Kiedy nastał kolejny wieczór, Shindy przyglądał się powoli zasypiającemu miastu, które rozlewało się u stóp jego pałacu.
− Takuma… − szepnął, kiedy poczuł oplatające go w pasie ramiona. – Wiesz, że nigdy nie byłem tam na dole?

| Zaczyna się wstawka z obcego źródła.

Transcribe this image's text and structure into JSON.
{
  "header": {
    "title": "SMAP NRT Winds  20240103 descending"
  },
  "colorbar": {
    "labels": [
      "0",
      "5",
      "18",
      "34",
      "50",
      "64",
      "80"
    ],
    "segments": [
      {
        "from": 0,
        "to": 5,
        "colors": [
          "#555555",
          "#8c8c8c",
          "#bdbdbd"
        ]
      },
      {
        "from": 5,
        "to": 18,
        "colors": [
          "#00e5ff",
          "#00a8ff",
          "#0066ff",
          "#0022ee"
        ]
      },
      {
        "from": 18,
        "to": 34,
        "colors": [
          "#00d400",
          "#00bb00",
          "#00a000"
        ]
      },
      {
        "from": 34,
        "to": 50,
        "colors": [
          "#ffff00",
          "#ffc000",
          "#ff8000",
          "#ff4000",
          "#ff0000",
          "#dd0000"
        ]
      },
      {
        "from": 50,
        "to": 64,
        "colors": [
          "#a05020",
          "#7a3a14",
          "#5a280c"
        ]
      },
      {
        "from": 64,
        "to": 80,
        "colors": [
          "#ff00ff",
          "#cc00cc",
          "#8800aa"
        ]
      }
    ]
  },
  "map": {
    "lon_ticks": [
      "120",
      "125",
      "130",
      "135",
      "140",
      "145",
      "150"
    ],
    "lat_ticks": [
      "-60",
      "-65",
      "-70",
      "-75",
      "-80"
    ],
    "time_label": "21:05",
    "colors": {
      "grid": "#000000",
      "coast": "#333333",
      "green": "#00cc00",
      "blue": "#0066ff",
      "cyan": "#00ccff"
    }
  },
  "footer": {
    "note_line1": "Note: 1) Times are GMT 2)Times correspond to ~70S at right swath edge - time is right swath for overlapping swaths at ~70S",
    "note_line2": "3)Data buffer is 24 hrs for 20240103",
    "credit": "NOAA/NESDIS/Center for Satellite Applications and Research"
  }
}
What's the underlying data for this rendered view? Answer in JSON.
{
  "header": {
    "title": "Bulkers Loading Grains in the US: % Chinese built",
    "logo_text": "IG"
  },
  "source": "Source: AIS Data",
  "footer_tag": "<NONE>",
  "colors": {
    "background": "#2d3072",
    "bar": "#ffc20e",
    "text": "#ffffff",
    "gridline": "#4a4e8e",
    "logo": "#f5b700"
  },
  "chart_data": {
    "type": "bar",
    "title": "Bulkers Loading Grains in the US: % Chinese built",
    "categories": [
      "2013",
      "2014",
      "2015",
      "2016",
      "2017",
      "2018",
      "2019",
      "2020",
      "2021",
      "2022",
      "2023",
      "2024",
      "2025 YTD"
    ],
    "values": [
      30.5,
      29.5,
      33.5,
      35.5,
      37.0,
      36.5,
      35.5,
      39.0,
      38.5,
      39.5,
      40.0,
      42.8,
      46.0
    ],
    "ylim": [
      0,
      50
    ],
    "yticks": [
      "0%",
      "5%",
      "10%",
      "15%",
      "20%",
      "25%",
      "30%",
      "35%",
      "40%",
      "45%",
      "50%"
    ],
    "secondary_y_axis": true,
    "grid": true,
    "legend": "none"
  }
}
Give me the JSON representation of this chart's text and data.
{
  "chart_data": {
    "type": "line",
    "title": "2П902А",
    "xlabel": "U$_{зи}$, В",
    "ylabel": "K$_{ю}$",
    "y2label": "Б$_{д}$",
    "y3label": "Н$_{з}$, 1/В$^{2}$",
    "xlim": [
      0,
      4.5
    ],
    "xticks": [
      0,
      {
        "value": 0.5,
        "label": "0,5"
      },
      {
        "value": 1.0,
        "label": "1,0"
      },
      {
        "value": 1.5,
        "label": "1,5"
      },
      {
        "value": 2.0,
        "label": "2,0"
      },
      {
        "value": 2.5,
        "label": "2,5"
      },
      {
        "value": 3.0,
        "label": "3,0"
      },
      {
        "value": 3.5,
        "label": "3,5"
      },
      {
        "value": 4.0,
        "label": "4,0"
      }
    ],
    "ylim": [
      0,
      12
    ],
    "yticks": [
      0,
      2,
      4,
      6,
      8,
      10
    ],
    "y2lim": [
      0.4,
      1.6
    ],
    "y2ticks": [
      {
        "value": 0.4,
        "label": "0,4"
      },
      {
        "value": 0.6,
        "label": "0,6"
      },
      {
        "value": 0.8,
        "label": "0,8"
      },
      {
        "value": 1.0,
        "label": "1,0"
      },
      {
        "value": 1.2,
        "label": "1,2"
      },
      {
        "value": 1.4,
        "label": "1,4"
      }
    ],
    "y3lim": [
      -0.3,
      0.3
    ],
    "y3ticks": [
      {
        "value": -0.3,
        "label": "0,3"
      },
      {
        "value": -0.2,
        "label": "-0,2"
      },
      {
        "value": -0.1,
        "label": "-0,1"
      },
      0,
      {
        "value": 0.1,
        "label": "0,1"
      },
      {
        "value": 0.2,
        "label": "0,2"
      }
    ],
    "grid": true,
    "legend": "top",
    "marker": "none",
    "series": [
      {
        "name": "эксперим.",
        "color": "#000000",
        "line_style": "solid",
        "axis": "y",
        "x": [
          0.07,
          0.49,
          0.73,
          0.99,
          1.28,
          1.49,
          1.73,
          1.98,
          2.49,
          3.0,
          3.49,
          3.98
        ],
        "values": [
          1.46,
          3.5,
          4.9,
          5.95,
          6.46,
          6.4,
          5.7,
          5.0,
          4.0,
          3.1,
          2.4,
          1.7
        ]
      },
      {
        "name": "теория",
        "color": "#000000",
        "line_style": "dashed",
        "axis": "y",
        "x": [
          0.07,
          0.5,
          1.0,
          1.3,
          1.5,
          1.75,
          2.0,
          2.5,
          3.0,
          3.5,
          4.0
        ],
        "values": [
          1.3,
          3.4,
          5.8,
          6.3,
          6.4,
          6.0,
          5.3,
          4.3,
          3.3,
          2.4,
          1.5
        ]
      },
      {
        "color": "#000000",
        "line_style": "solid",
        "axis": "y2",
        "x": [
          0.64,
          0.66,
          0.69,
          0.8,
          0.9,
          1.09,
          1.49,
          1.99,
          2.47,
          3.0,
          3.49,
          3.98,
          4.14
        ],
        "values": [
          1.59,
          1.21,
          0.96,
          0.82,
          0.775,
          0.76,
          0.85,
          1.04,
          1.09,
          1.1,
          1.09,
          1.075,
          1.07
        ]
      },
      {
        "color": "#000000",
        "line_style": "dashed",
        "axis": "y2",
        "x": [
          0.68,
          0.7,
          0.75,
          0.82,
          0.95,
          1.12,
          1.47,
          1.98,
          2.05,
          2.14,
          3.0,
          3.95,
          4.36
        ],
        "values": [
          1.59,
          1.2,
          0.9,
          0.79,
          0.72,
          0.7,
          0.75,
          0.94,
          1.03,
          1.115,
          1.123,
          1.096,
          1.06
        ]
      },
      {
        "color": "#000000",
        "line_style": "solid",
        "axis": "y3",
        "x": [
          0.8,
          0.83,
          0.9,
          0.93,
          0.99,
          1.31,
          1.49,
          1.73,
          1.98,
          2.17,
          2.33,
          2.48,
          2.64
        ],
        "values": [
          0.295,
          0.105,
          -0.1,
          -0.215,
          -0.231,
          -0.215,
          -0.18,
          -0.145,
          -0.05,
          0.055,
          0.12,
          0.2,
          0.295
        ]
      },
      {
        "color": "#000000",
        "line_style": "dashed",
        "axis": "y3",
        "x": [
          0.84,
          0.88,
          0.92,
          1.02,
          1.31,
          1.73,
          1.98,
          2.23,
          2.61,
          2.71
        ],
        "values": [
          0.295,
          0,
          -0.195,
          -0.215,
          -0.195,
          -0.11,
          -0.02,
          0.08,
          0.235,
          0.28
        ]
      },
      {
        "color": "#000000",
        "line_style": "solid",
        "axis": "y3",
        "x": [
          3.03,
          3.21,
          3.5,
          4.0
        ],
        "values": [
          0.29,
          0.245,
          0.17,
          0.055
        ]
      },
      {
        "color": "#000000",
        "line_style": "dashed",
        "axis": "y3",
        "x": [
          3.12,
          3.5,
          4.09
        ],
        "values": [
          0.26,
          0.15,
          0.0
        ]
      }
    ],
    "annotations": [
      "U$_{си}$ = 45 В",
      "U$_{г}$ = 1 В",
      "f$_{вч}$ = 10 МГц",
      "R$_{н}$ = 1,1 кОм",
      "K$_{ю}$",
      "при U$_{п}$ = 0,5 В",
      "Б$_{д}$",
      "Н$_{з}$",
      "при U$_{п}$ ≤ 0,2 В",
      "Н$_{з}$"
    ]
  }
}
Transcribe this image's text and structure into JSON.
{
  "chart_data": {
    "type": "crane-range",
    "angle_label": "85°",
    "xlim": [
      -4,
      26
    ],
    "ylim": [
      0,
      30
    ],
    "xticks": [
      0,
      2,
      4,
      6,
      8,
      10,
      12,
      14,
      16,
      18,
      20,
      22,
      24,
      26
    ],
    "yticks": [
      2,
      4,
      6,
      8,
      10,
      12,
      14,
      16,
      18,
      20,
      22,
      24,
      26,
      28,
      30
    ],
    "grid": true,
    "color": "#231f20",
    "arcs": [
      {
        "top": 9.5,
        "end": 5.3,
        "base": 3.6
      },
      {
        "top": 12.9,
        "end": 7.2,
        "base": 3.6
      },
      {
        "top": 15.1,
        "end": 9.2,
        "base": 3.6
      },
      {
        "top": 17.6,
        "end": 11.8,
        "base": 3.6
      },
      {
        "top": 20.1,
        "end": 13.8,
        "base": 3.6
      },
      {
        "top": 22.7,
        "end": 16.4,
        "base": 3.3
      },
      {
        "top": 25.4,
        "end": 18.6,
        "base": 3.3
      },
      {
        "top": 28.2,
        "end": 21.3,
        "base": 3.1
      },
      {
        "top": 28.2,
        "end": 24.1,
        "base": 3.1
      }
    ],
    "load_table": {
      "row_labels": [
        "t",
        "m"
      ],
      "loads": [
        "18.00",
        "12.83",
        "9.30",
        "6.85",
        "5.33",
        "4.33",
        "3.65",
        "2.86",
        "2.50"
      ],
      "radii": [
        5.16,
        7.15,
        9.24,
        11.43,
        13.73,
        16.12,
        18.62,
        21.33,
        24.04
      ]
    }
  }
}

− Nigdy? – zdziwił się Takuma.
− Nigdy – potwierdził Shindy. – Matka i ojciec robią ze mnie życiową pierdołę. Uważają, że z niczym sobie nie poradzę, dlatego trzymają mnie tutaj. – Westchnął i spojrzał na gwiazdy. – Zabierz mnie tam – wyszeptał. – Pokaż mi jak wygląda życie z twojej perspektywy. – Odwrócił się i spojrzał chłopakowi w oczy.
− A jeśli coś ci się stanie? Ktoś cię rozpozna i zechce zrobić ci krzywdę?
− Raz się żyje. – Wzruszył ramionami. – Proszę… − Spojrzał na niego błagalnie. Takuma przygryzł wargę. – Wrócimy przed wschodem słońca – obiecał Shindy. – Tylko pokaż mi jak wygląda wolność.
− Tam jest tylko głód i ciężka praca. Nie ma nic więcej.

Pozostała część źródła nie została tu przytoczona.